According to the report, stagflation could lead to austerity monetary policies in advanced economies, further impacting emerging markets and developing economies adversely.
We thus find ourselves, as a nation, standing on the shifting sands of a situation which is bound to get worse.
Nonetheless, Ugandans are exceedingly angry with government because they still see a lot of waste in government as senior officials are still living in a bubble of privilege while widespread resentment bubbles over into the protests we saw in Jinja.
What Ugandans expect from government is a little dying on its part, the same way Ugandans are being asked to die a little by readjusting their lifestyles to surmount mounting economic crises.
If government does not understand what that means, I shall explain. Ugandans, broadly speaking, want government to behave in the manner of the assassinated leader of Burkina Faso, Thomas Sankara.
Yes, Sankara got rid of the government fleet of Mercedes cars and made the Renault 5 (the cheapest car sold in Burkina Faso at that time) the official service car of his ministers.

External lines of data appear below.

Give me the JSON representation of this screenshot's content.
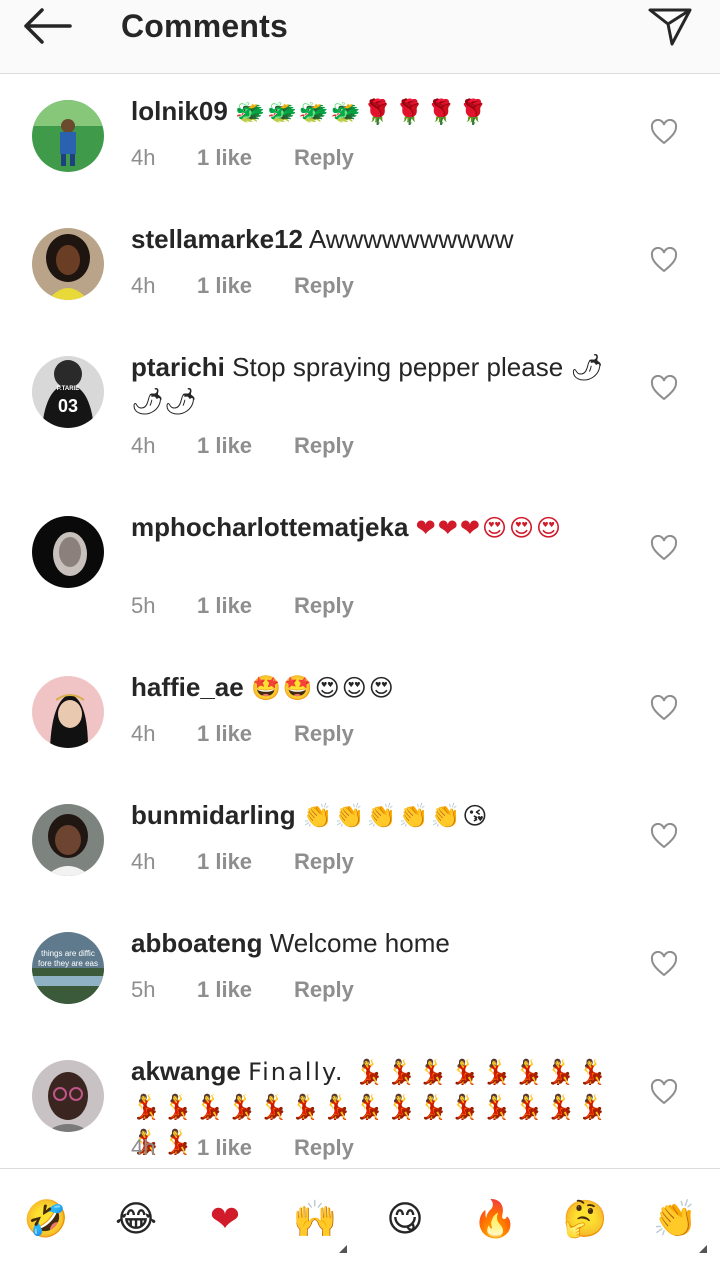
{
  "header": {
    "title": "Comments"
  },
  "comments": [
    {
      "username": "lolnik09",
      "text": "🐲🐲🐲🐲🌹🌹🌹🌹",
      "time": "4h",
      "likes": "1 like",
      "reply": "Reply"
    },
    {
      "username": "stellamarke12",
      "text": "Awwwwwwwwww",
      "time": "4h",
      "likes": "1 like",
      "reply": "Reply"
    },
    {
      "username": "ptarichi",
      "text": "Stop spraying pepper please 🌶🌶🌶",
      "time": "4h",
      "likes": "1 like",
      "reply": "Reply"
    },
    {
      "username": "mphocharlottematjeka",
      "text": "❤❤❤😍😍😍",
      "time": "5h",
      "likes": "1 like",
      "reply": "Reply"
    },
    {
      "username": "haffie_ae",
      "text": "🤩🤩😍😍😍",
      "time": "4h",
      "likes": "1 like",
      "reply": "Reply"
    },
    {
      "username": "bunmidarling",
      "text": "👏👏👏👏👏😘",
      "time": "4h",
      "likes": "1 like",
      "reply": "Reply"
    },
    {
      "username": "abboateng",
      "text": "Welcome home",
      "time": "5h",
      "likes": "1 like",
      "reply": "Reply"
    },
    {
      "username": "akwange",
      "text": "Finally. 💃💃💃💃💃💃💃💃💃💃💃💃💃💃💃💃💃💃💃💃💃💃💃💃💃",
      "time": "4h",
      "likes": "1 like",
      "reply": "Reply"
    }
  ],
  "avatar_texts": {
    "ptarichi_name": "P.TARIE",
    "ptarichi_number": "03",
    "abboateng_line1": "things are diffic",
    "abboateng_line2": "fore they are eas"
  },
  "reactions": [
    "🤣",
    "😂",
    "❤",
    "🙌",
    "😋",
    "🔥",
    "🤔",
    "👏"
  ],
  "icons": {
    "back": "arrow-left-icon",
    "send": "paper-plane-icon",
    "like": "heart-outline-icon"
  },
  "colors": {
    "text": "#262626",
    "meta": "#8e8e8e",
    "divider": "#dbdbdb",
    "header_bg": "#fafafa"
  }
}
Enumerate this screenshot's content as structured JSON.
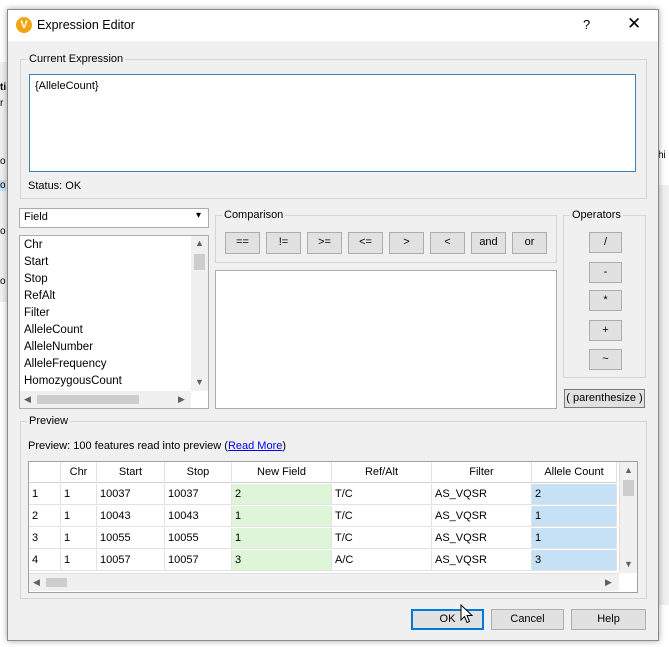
{
  "dialog": {
    "title": "Expression Editor",
    "help_label": "?",
    "close_label": "✕",
    "app_icon_letter": "V"
  },
  "background": {
    "fragments": [
      "ti",
      "r",
      "o",
      "o",
      "o",
      "o",
      "hi"
    ]
  },
  "current_expression": {
    "legend": "Current Expression",
    "value": "{AlleleCount}",
    "status": "Status: OK"
  },
  "field_select": {
    "selected": "Field"
  },
  "fields": [
    "Chr",
    "Start",
    "Stop",
    "RefAlt",
    "Filter",
    "AlleleCount",
    "AlleleNumber",
    "AlleleFrequency",
    "HomozygousCount"
  ],
  "comparison": {
    "legend": "Comparison",
    "buttons": [
      "==",
      "!=",
      ">=",
      "<=",
      ">",
      "<",
      "and",
      "or"
    ]
  },
  "operators": {
    "legend": "Operators",
    "buttons": [
      "/",
      "-",
      "*",
      "+",
      "~"
    ],
    "parenthesize_label": "( parenthesize )"
  },
  "preview": {
    "legend": "Preview",
    "info_prefix": "Preview: 100 features read into preview (",
    "read_more": "Read More",
    "info_suffix": ")",
    "columns": [
      "",
      "Chr",
      "Start",
      "Stop",
      "New Field",
      "Ref/Alt",
      "Filter",
      "Allele Count"
    ],
    "rows": [
      [
        "1",
        "1",
        "10037",
        "10037",
        "2",
        "T/C",
        "AS_VQSR",
        "2"
      ],
      [
        "2",
        "1",
        "10043",
        "10043",
        "1",
        "T/C",
        "AS_VQSR",
        "1"
      ],
      [
        "3",
        "1",
        "10055",
        "10055",
        "1",
        "T/C",
        "AS_VQSR",
        "1"
      ],
      [
        "4",
        "1",
        "10057",
        "10057",
        "3",
        "A/C",
        "AS_VQSR",
        "3"
      ]
    ]
  },
  "footer": {
    "ok_label": "OK",
    "cancel_label": "Cancel",
    "help_label": "Help"
  },
  "colors": {
    "new_field_highlight": "#dff5d8",
    "selected_column_highlight": "#c6e0f5",
    "focus_border": "#0078d7"
  }
}
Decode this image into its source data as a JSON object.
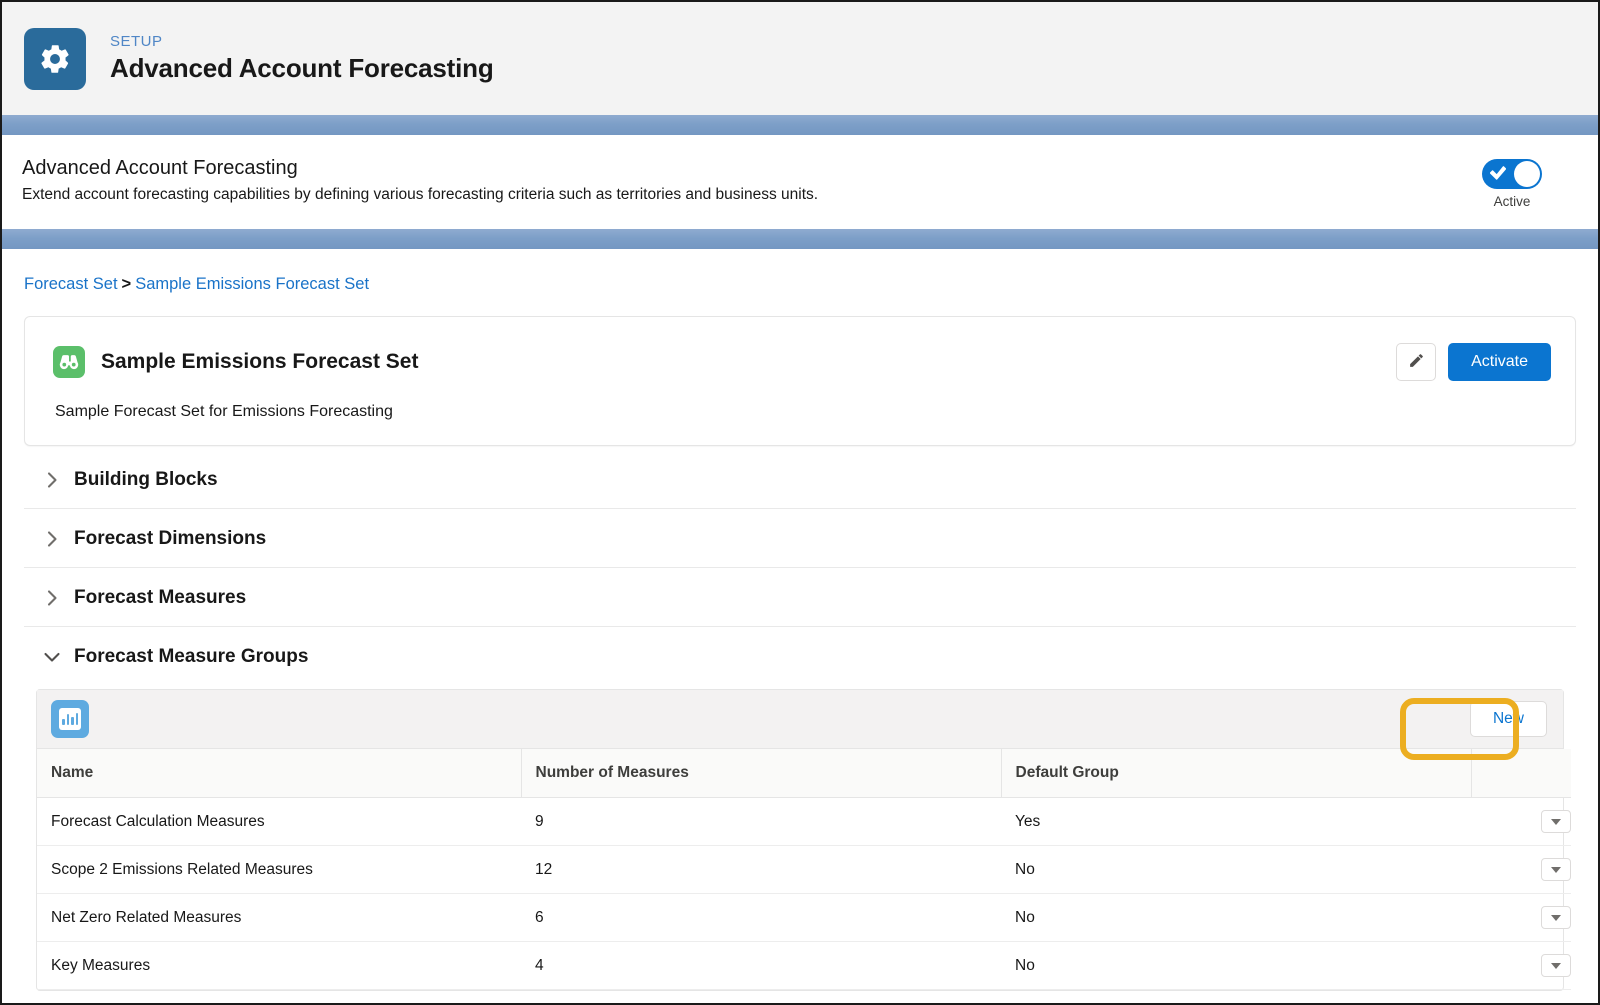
{
  "setup": {
    "eyebrow": "SETUP",
    "title": "Advanced Account Forecasting",
    "gear_icon": "gear-icon"
  },
  "feature": {
    "title": "Advanced Account Forecasting",
    "description": "Extend account forecasting capabilities by defining various forecasting criteria such as territories and business units.",
    "toggle_state_label": "Active",
    "toggle_on": true,
    "toggle_color": "#0b75d0"
  },
  "breadcrumb": {
    "parent": "Forecast Set",
    "separator": ">",
    "current": "Sample Emissions Forecast Set"
  },
  "record": {
    "icon": "binoculars-icon",
    "icon_color": "#5bbf6a",
    "title": "Sample Emissions Forecast Set",
    "description": "Sample Forecast Set for Emissions Forecasting",
    "edit_icon": "pencil-icon",
    "activate_label": "Activate",
    "activate_color": "#0b75d0"
  },
  "accordion": {
    "sections": [
      {
        "label": "Building Blocks",
        "expanded": false,
        "icon": "chevron-right-icon"
      },
      {
        "label": "Forecast Dimensions",
        "expanded": false,
        "icon": "chevron-right-icon"
      },
      {
        "label": "Forecast Measures",
        "expanded": false,
        "icon": "chevron-right-icon"
      },
      {
        "label": "Forecast Measure Groups",
        "expanded": true,
        "icon": "chevron-down-icon"
      }
    ]
  },
  "related_list": {
    "icon": "bar-chart-icon",
    "icon_color": "#5eaae0",
    "new_label": "New",
    "highlight_color": "#ecae21",
    "columns": [
      "Name",
      "Number of Measures",
      "Default Group"
    ],
    "rows": [
      {
        "name": "Forecast Calculation Measures",
        "number_of_measures": "9",
        "default_group": "Yes"
      },
      {
        "name": "Scope 2 Emissions Related Measures",
        "number_of_measures": "12",
        "default_group": "No"
      },
      {
        "name": "Net Zero Related Measures",
        "number_of_measures": "6",
        "default_group": "No"
      },
      {
        "name": "Key Measures",
        "number_of_measures": "4",
        "default_group": "No"
      }
    ],
    "row_menu_icon": "chevron-down-icon"
  }
}
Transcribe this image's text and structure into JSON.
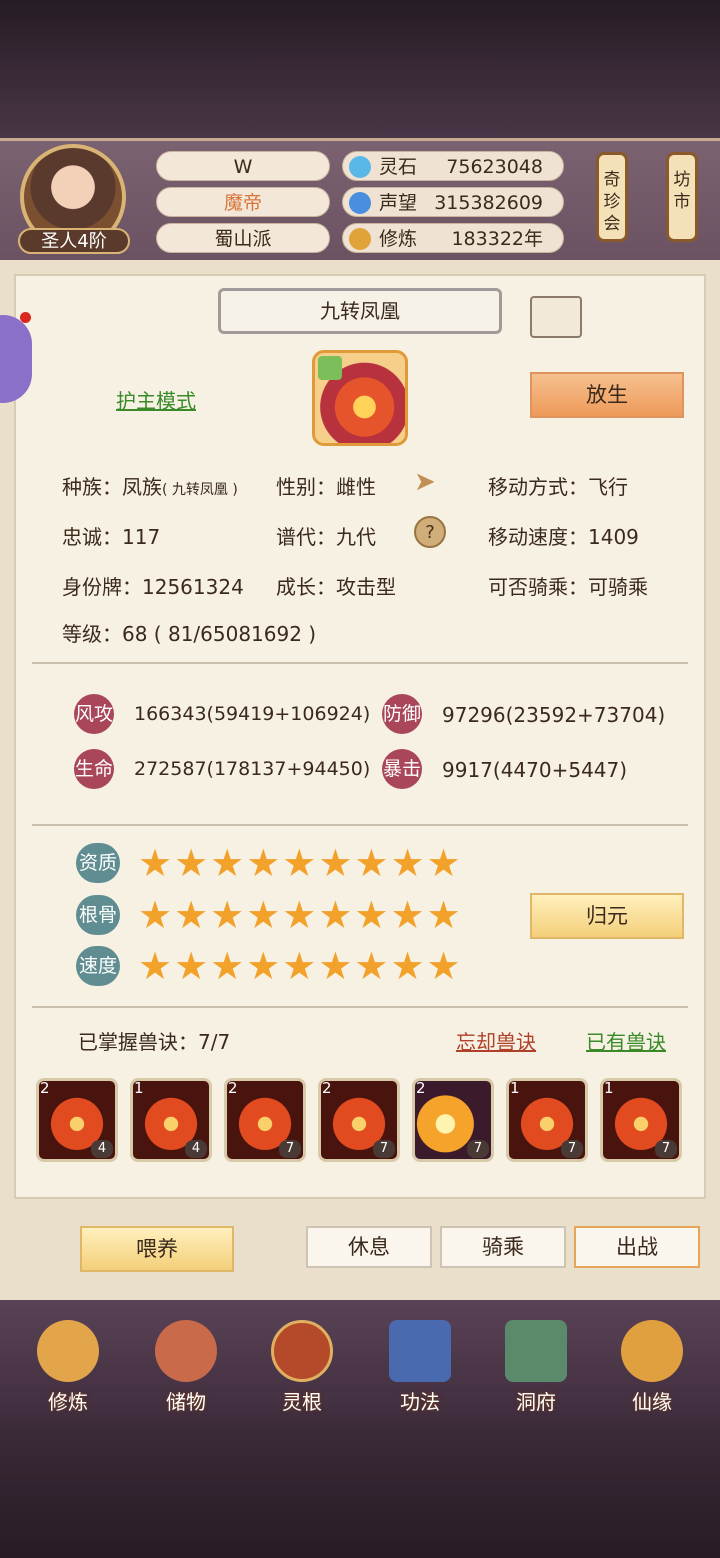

As if this was not enough, he reduced the salaries of all public servants, including his own. Here, we should target the salaries of well-heeled public ‘servants’ while leaving the long-suffering civil servants alone.
Again, Sankara forced civil servants to pay one month’s salary to public projects, it would be welcome to see the same here. In Ouagadougou, Sankara converted the army’s provisioning store into a state-owned supermarket open to everyone (we have subsidised army shops, they would serve this purpose).
Basically, we expect government to let us feel that we are all in this together.
This requires its living within the means of the people instead of outside the bounds of sanity by expecting Ugandans to suffer peacefully and behave like the salt of the earth as self-serving government officials salt away our financial resources.